Playing Madden NFL 11, the popular EA Sports video game, consumes roughly six times more electricity on the Sony PlayStation 3 and the Microsoft Xbox 360 than on the Nintendo Wii, according to engineers at the institute’s lab in Knoxville, Tenn. The Wii drew an average of 13.7 watts vs. 84.8 watts for the PlayStation and 87.9 for the Xbox. (The figures do not count the TV screens that the boxes must be connected to.)
To calculate what this adds up to over the course of a year, the engineers drew on a 2006 estimate by the Nielsen Company that heavy users play for five hours and 45 minutes a day. That puts the Wii’s consumption in the range of 29 kilowatt hours, which the engineers compared to that of a fluorescent light fixture with two four-foot tubes. The consumptions of the PlayStation, at 179 kilowatt hours, and the Xbox, at 184 kilowatt-hours, were akin to a washing machine’s or a television set’s.
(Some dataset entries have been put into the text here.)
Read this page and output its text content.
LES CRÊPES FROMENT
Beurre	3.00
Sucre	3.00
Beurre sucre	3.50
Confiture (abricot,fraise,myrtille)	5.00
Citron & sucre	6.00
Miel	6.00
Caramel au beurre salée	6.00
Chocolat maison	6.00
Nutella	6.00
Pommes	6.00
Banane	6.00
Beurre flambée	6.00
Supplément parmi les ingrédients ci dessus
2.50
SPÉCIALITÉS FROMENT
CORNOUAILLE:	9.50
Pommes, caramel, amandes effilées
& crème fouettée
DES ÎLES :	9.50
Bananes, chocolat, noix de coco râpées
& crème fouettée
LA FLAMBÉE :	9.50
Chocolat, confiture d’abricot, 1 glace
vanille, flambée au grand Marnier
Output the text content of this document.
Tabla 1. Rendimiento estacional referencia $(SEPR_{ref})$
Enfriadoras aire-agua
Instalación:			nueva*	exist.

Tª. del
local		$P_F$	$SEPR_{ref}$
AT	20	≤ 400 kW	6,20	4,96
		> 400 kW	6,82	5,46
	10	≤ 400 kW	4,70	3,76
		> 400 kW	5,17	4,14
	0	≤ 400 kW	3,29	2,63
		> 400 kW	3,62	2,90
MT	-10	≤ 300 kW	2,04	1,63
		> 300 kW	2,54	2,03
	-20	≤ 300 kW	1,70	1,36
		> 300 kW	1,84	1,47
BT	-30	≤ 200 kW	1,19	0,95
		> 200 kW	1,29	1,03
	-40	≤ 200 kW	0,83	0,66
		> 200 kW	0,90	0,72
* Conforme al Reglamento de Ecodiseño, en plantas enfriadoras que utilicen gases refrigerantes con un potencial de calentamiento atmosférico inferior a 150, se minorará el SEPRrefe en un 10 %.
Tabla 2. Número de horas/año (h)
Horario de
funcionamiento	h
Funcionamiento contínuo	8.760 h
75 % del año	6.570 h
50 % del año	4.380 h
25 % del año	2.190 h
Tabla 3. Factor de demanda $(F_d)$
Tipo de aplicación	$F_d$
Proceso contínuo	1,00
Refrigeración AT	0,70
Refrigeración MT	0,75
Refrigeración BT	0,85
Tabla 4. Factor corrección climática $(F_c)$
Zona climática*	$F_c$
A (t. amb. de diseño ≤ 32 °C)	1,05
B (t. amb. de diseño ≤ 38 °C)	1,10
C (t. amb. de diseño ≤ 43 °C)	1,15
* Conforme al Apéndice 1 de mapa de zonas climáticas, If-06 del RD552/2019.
The Xbox and the PlayStation “are very powerful computing units that have powerful graphics cards and powerful processors, and it takes a lot more power to run things like that,’’ said Jeffrey A. Dols, a project manager at the lab. “The Wii is much less powerful.’’
In fact, in the Madden game, the players have recognizable faces on the PlayStation and the Xbox; on the Wii, the images are “more cartoony,’’ he said.